Limiting TensorFlow GPU Memory
- TensorFlow by default attempts to allocate the entire memory of all GPUs available on the machine. To manage GPU memory allocation effectively and avoid exhausting GPU resources, you can set GPU memory limits.
Enable Memory Growth
- TensorFlow provides the option to set memory growth for a specific GPU. This approach allows the memory to expand as needed, without pre-allocating all memory.
import tensorflow as tf
gpus = tf.config.experimental.list_physical_devices('GPU')
if gpus:
try:
for gpu in gpus:
tf.config.experimental.set_memory_growth(gpu, True)
except RuntimeError as e:
print(e)
Set Per-Process GPU Memory Limit
- If you prefer setting a fixed upper limit on the amount of GPU memory a TensorFlow process can use, follow these steps:
import tensorflow as tf
gpus = tf.config.experimental.list_physical_devices('GPU')
if gpus:
try:
tf.config.experimental.set_virtual_device_configuration(
gpus[0],
[tf.config.experimental.VirtualDeviceConfiguration(memory_limit=1024)])
except RuntimeError as e:
print(e)
Using Logical GPUs
- You can subdivide a physical GPU into multiple logical GPUs. This method is useful for testing multiple configurations in parallel without needing multiple physical devices.
import tensorflow as tf
gpus = tf.config.experimental.list_physical_devices('GPU')
if gpus:
try:
tf.config.experimental.set_virtual_device_configuration(
gpus[0],
[tf.config.experimental.VirtualDeviceConfiguration(memory_limit=2048),
tf.config.experimental.VirtualDeviceConfiguration(memory_limit=2048)])
logical_gpus = tf.config.experimental.list_logical_devices('GPU')
print(len(gpus), "Physical GPU,", len(logical_gpus), "Logical GPUs")
except RuntimeError as e:
print(e)
Utilize TensorFlow ConfigProto
- The `ConfigProto` class allows you to configure settings such as allowing GPU memory growth or setting a soft memory limit for the GPU in older versions of TensorFlow.
import tensorflow as tf
config = tf.compat.v1.ConfigProto()
config.gpu_options.allow_growth = True
config.gpu_options.per_process_gpu_memory_fraction = 0.5
session = tf.compat.v1.Session(config=config)
# Use this session for other computations
Monitor GPU Usage
- Monitoring your GPU usage can ensure that your changes are having the desired effect.
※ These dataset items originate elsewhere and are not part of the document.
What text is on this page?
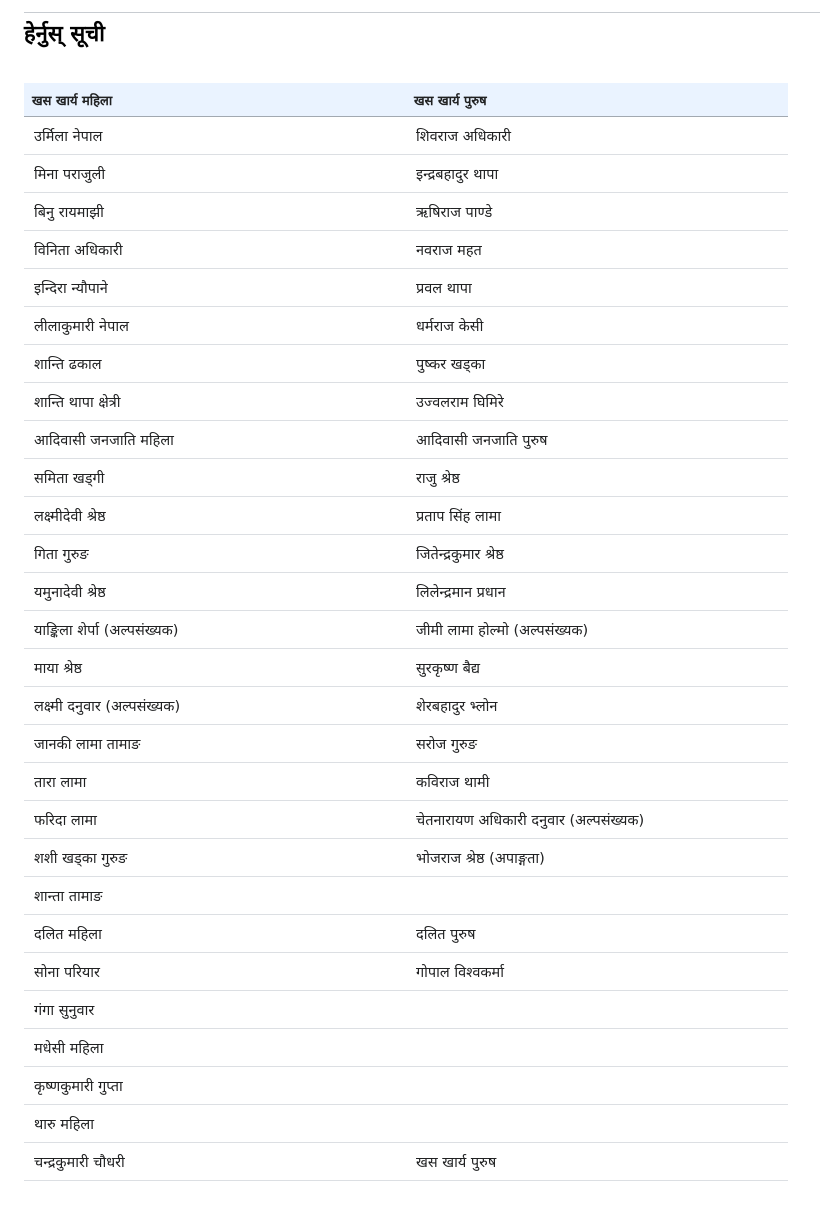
हेर्नुस् सूची
खस खार्य महिला	खस खार्य पुरुष
उर्मिला नेपाल	शिवराज अधिकारी
मिना पराजुली	इन्द्रबहादुर थापा
बिनु रायमाझी	ऋषिराज पाण्डे
विनिता अधिकारी	नवराज महत
इन्दिरा न्यौपाने	प्रवल थापा
लीलाकुमारी नेपाल	धर्मराज केसी
शान्ति ढकाल	पुष्कर खड्का
शान्ति थापा क्षेत्री	उज्वलराम घिमिरे
आदिवासी जनजाति महिला	आदिवासी जनजाति पुरुष
समिता खड्गी	राजु श्रेष्ठ
लक्ष्मीदेवी श्रेष्ठ	प्रताप सिंह लामा
गिता गुरुङ	जितेन्द्रकुमार श्रेष्ठ
यमुनादेवी श्रेष्ठ	लिलेन्द्रमान प्रधान
याङ्किला शेर्पा (अल्पसंख्यक)	जीमी लामा होल्मो (अल्पसंख्यक)
माया श्रेष्ठ	सुरकृष्ण बैद्य
लक्ष्मी दनुवार (अल्पसंख्यक)	शेरबहादुर भ्लोन
जानकी लामा तामाङ	सरोज गुरुङ
तारा लामा	कविराज थामी
फरिदा लामा	चेतनारायण अधिकारी दनुवार (अल्पसंख्यक)
शशी खड्का गुरुङ	भोजराज श्रेष्ठ (अपाङ्गता)
शान्ता तामाङ	
दलित महिला	दलित पुरुष
सोना परियार	गोपाल विश्वकर्मा
गंगा सुनुवार	
मधेसी महिला	
कृष्णकुमारी गुप्ता	
थारु महिला	
चन्द्रकुमारी चौधरी	खस खार्य पुरुष
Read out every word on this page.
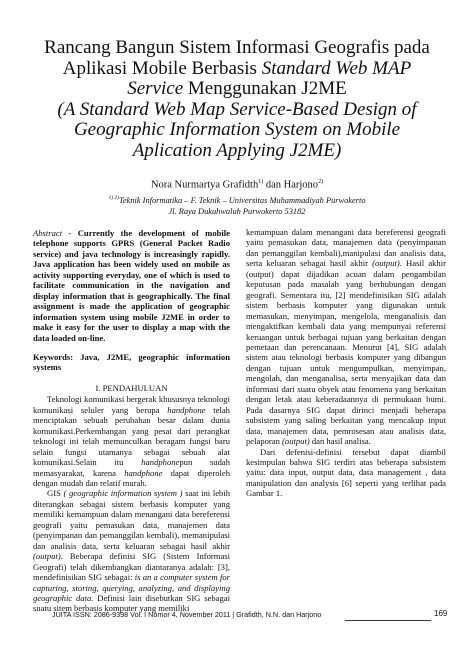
Rancang Bangun Sistem Informasi Geografis pada
Aplikasi Mobile Berbasis Standard Web MAP
Service Menggunakan J2ME
(A Standard Web Map Service-Based Design of
Geographic Information System on Mobile
Aplication Applying J2ME)
Nora Nurmartya Grafidth$^{1)}$ dan Harjono$^{2)}$
$^{1) 2)}$Teknik Informatika – F. Teknik – Universitas Muhammadiyah Purwokerto
Jl. Raya Dukuhwaluh Purwokerto 53182

Abstract - Currently the development of mobile telephone supports GPRS (General Packet Radio service) and java technology is increasingly rapidly. Java application has been widely used on mobile as activity supporting everyday, one of which is used to facilitate communication in the navigation and display information that is geographically. The final assignment is made the application of geographic information system using mobile J2ME in order to make it easy for the user to display a map with the data loaded on-line.

Keywords: Java, J2ME, geographic information systems

I. PENDAHULUAN

Teknologi komunikasi bergerak khususnya teknologi komunikasi seluler yang berupa handphone telah menciptakan sebuah perubahan besar dalam dunia komunikasi.Perkembangan yang pesat dari perangkat teknologi ini telah memunculkan beragam fungsi baru selain fungsi utamanya sebagai sebuah alat komunikasi.Selain itu handphonepun sudah memasyarakat, karena handphone dapat diperoleh dengan mudah dan relatif murah.

GIS ( geographic information system ) saat ini lebih diterangkan sebagai sistem berbasis komputer yang memiliki kemampuan dalam menangani data bereferensi geografi yaitu pemasukan data, manajemen data (penyimpanan dan pemanggilan kembali), memanipulasi dan analisis data, serta keluaran sebagai hasil akhir (output). Beberapa definisi SIG (Sistem Informasi Geografi) telah dikembangkan diantaranya adalah: [3], mendefinisikan SIG sebagai: is an a computer system for capturing, storing, querying, analyzing, and displaying geographic data. Definisi lain disebutkan SIG sebagai suatu sitem berbasis komputer yang memiliki

kemampuan dalam menangani data bereferensi geografi yaitu pemasukan data, manajemen data (penyimpanan dan pemanggilan kembali),manipulasi dan analisis data, serta keluaran sebagai hasil akhir (output). Hasil akhir (output) dapat dijadikan acuan dalam pengambilan keputusan pada masalah yang berhubungan dengan geografi. Sementara itu, [2] mendefinisikan SIG adalah sistem berbasis komputer yang digunakan untuk memasukan, menyimpan, mengelola, menganalisis dan mengaktifkan kembali data yang mempunyai referensi keruangan untuk berbagai tujuan yang berkaitan dengan pemetaan dan perencanaan. Menurut [4], SIG adalah sistem atau teknologi berbasis komputer yang dibangun dengan tujuan untuk mengumpulkan, menyimpan, mengolah, dan menganalisa, serta menyajikan data dan informasi dari suatu obyek atau fenomena yang berkaitan dengan letak atau keberadaannya di permukaan bumi. Pada dasarnya SIG dapat dirinci menjadi beberapa subsistem yang saling berkaitan yang mencakup input data, manajemen data, pemrosesan atau analisis data, pelaporan (output) dan hasil analisa.

Dari defenisi-definisi tersebut dapat diambil kesimpulan bahwa SIG terdiri atas beberapa subsistem yaitu: data input, output data, data management , data manipulation dan analysis [6] seperti yang terlihat pada Gambar 1.

JUITA ISSN: 2086-9398 Vol. I Nomor 4, November 2011 | Grafidth, N.N. dan Harjono	169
Utilize tools such as `nvidia-smi` to track memory usage and process details.
nvidia-smi
Considerations and Best Practices
- Avoid over-allocating GPU memory among multiple TensorFlow processes; unexpected crashes can occur if running out of memory.
- While logical GPUs allow parallel testing, share carefully to avoid interference among processes.
- Always ensure your code is compatible with the version of TensorFlow you are using, especially when using VirtualDeviceConfiguration or ConfigProto APIs.